Heading into the trees, Cruz started for his final destination. Occasionally, he stopped to take a picture on his new digital camera of a clutch of scarlet macaws feeding on a clay lick, a mother skunk and her babies waddling by or a blue morpho butterfly sipping the juices from overripe fruit. In addition to the books on his archaeological finds, he hoped one day to publish a coffee table book featuring his photographs of rainforest life.

Just as the dusk made the already dark rainforest even darker, Cruz stepped into what once had been a clearing upon which the forest now encroached. He became melancholy when he couldn’t share his observation of the irony of the jungle creeping over what was left of a civilization while civilization whittled away at the outskirts of the rainforest.

Relieved to have arrived at his destination, he quickly set up camp and with the last of his daylight went to observe just how much new growth had crept over his magnificent find since his last visit two months earlier.

Just as Cruz removed the water bottle from the backpack in preparation for supper, he heard a noise in the forest. Turning slowly to look behind him, he saw a set of eyes glinting in the firelight.

A puma or a jaguar he surmised. Cruz knew the law of the wild: Most animals don’t attack unless threatened, and humans usually aren’t part of feline diets. Still, it might not be safe to open a can of Vienna sausages if the big cat was close enough to catch a whiff of their scent. Cruz took one of the crude torches he’d fabricated from sticks and thrust the end wrapped in cloth in the fire. As he turned and walked slowly toward the eyes, they suddenly vanished.

He speared the torch into the ground and returned to the backpack. Reaching in, he pulled out a can of chili and a can opener. He pulled off the paper wrapping, opened the can and placed it at the edge of the firepit to warm.

Again, Cruz heard a sound from the trees. Assuming the puma or jaguar had returned, he reached again for the torch. As he moved toward the trees, he was startled to see a human silhouette emerge from the shadows.

“What are you doing here? How did you find this place?” he demanded.

Cruz heard a quick whoosh of air and felt a sting to the carotid artery in his neck He registered a cloud of startled bats fluttering to the upper rainforest canopy as he reached up and touched the shaft of the dart before falling immobilized to the ground. The batrachotoxin from the glands of a poison dart frog coursed through his body. His heart beat irregularly.

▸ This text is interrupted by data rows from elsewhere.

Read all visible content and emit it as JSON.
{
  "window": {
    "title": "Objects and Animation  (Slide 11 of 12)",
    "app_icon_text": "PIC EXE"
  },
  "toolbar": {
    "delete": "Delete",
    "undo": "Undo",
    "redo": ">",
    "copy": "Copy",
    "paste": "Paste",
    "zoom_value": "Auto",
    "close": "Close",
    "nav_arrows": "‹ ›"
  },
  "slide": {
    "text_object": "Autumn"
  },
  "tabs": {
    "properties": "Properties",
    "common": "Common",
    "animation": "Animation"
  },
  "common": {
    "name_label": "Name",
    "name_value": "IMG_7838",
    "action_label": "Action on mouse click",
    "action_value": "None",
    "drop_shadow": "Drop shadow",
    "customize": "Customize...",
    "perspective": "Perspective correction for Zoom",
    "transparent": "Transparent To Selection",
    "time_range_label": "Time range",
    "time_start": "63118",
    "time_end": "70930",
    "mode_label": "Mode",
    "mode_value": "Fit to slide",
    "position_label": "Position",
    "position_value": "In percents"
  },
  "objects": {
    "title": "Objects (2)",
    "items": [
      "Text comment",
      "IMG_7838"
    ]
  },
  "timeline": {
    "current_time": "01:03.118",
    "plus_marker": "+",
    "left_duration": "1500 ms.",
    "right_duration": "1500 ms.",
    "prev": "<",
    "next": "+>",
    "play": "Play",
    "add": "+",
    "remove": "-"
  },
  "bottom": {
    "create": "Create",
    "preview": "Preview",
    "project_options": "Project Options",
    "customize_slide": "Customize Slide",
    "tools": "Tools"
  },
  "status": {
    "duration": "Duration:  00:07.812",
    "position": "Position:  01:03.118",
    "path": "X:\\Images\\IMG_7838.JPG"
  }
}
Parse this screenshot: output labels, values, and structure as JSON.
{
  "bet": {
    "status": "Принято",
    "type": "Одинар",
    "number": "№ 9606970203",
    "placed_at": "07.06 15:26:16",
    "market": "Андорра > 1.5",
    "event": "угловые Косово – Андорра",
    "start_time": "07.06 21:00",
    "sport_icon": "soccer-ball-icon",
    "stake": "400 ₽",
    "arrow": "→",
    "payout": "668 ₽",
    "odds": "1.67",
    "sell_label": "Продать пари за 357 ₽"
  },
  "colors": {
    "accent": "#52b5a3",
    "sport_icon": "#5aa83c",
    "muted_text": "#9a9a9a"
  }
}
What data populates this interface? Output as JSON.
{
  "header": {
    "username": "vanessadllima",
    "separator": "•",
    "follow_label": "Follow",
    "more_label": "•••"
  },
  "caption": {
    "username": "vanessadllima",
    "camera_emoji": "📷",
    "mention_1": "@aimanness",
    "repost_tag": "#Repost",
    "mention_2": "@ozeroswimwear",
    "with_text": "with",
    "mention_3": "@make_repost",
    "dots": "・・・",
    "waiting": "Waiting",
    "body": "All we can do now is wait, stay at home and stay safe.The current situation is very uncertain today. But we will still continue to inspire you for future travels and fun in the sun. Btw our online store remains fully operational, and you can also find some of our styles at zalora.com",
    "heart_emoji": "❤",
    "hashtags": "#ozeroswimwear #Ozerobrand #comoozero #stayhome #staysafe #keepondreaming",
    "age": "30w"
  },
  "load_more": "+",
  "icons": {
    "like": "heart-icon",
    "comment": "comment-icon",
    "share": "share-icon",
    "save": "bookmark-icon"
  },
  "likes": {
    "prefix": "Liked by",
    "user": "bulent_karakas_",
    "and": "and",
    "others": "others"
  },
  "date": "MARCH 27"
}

A pale man’s face came into view as Cruz’s attacker leaned over him. As the neurotoxin chewed its way through his system, his failing vision rendered the man’s features into a pastel blur. He heard the man’s voice:

“Sorry, but we couldn’t allow you to change history as we know it,” he said. “The white man has so little left.”
He knew that voice from somewhere, but Cruz was too panicked to place it. He didn’t know who, but he understood why. Fortunately, he’d taken precautions. Others would be able to continue where he left off.

Cruz’s body convulsed violently, and he salivated uncontrollably. His breathing became tight like one of the asthma attacks of his childhood, only worse. Within a minute he was dead, his last thoughts of Marisol and her radiant smile.

His attacker already was rummaging through his backpack.